現代人の法話 
〜 はたらく喜びを 〜

 今日の世界では共産主義や社会主義が敗退して、自由主義や資本主義が人々の生活を司り政治経済機構の主流を占め、誰もがそれを当然のことのように受け止めています。そのお蔭で科学・技術や金融機関が発達し、私たちの生活が快適になったのですから文句を言う筋合いではありませんが、どうも最近の世の中はその行き過ぎが目につくようになって来ているような気がしてなりません。というのは、本来、私たちが直接使い、管理すべき機械やお金が自分たちの手の届かないところでひとり歩きしているからです。
 かつては、モノを作るには自分が材料を集めて工夫をし、自分の手で仕上げたものですが、今日では機械やロボットが私たちの仕事を代替し、素早く仕上げてくれます。また、お金も実際に働いたり、品物の価値に見合った代償として支払われてきましたが、最近では実際に働いたり物品と交換しなくても、利子や配当などの利鞘稼ぎなどの投機的なマネーゲームに用いられて、かえってそのほうがお金が儲かるようになったからです。もし、この状態が続くようであれぱ、近代的機能や資本を所有して使いこなす、頭のいい一部の企業家や金融プロがモノを作らずして世界の富を独占し、末端の大衆はその管理下のもとで酷使されるか、はたらく意欲を喪失してしまうにちがいありません。
 私たちは従来、何かを自分の手や頭で作り上げたときに、ささやかな人生の充実感が生まれ、生き甲斐を感じ取って来たものです。たとえば農家の人が農作物を生産したり、大工さんが建物を建てたり、職人さんが道具を作ることに喜びを感じ、それを市場でお金と交換して生活の糧として来ました。市場での交換価値こそありませんが、家庭の主婦の子育てもこれに含まれます。また、そうした形あるものにかぎらず、理論とか技術とかサービスといった抽象的創作物も含まれ、学者や教師や技術者や芸術家やスポーツ選手などは、人間や機械や作品や成績を作り上げて社会にその成果を還元して来ました。しかしながら、今やそうしたモノを作りだす人よりも、何も作らずにお金をうまく運用して増やす金融界や投資家が幅を効かす現状は、どこかおかしいと思いませんか。
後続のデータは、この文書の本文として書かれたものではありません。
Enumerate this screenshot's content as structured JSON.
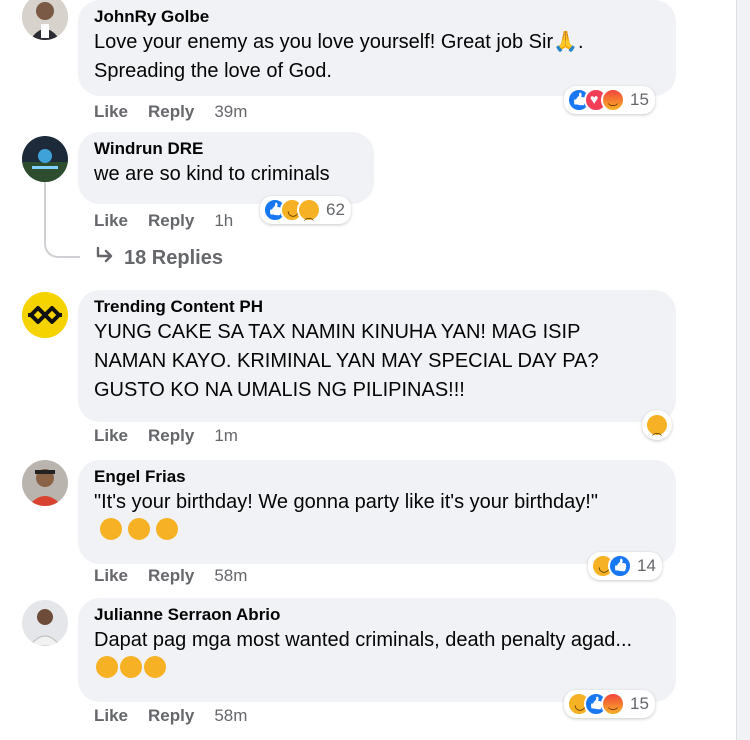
{
  "comments": [
    {
      "author": "JohnRy Golbe",
      "text": "Love your enemy as you love yourself! Great job Sir🙏.\nSpreading the love of God.",
      "like_label": "Like",
      "reply_label": "Reply",
      "time": "39m",
      "reaction_icons": [
        "like-icon",
        "love-icon",
        "angry-icon"
      ],
      "reaction_count": "15"
    },
    {
      "author": "Windrun DRE",
      "text": "we are so kind to criminals",
      "like_label": "Like",
      "reply_label": "Reply",
      "time": "1h",
      "reaction_icons": [
        "like-icon",
        "haha-icon",
        "sad-icon"
      ],
      "reaction_count": "62",
      "replies_label": "18 Replies"
    },
    {
      "author": "Trending Content PH",
      "text": "YUNG CAKE SA TAX NAMIN KINUHA YAN! MAG ISIP NAMAN KAYO. KRIMINAL YAN MAY SPECIAL DAY PA? GUSTO KO NA UMALIS NG PILIPINAS!!!",
      "like_label": "Like",
      "reply_label": "Reply",
      "time": "1m",
      "reaction_icons": [
        "sad-icon"
      ]
    },
    {
      "author": "Engel Frias",
      "text": "\"It's your birthday! We gonna party like it's your birthday!\"",
      "like_label": "Like",
      "reply_label": "Reply",
      "time": "58m",
      "reaction_icons": [
        "haha-icon",
        "like-icon"
      ],
      "reaction_count": "14"
    },
    {
      "author": "Julianne Serraon Abrio",
      "text": "Dapat pag mga most wanted criminals, death penalty agad...",
      "like_label": "Like",
      "reply_label": "Reply",
      "time": "58m",
      "reaction_icons": [
        "haha-icon",
        "like-icon",
        "angry-icon"
      ],
      "reaction_count": "15"
    }
  ],
  "colors": {
    "bubble": "#f0f2f5",
    "secondary_text": "#65676b",
    "like_blue": "#1877f2",
    "love_red": "#f33e58",
    "emoji_yellow": "#f7b125"
  }
}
 かつて中国の百丈禅師は「一日作さざれば一日食わず」と語ったことがあります。私たちはたとえお金に換算されなくても、あるいはそれを誰に認めて貰わなくても、自分でつくったモノに対して喜びを感じるような人間になりたいものです。もし、私たちがそうしたモノを作り出す喜びを失い、怠け心を起こして働かず、お金儲けに奔走するとしたら、はたしてまともな人間と言えるでしようか。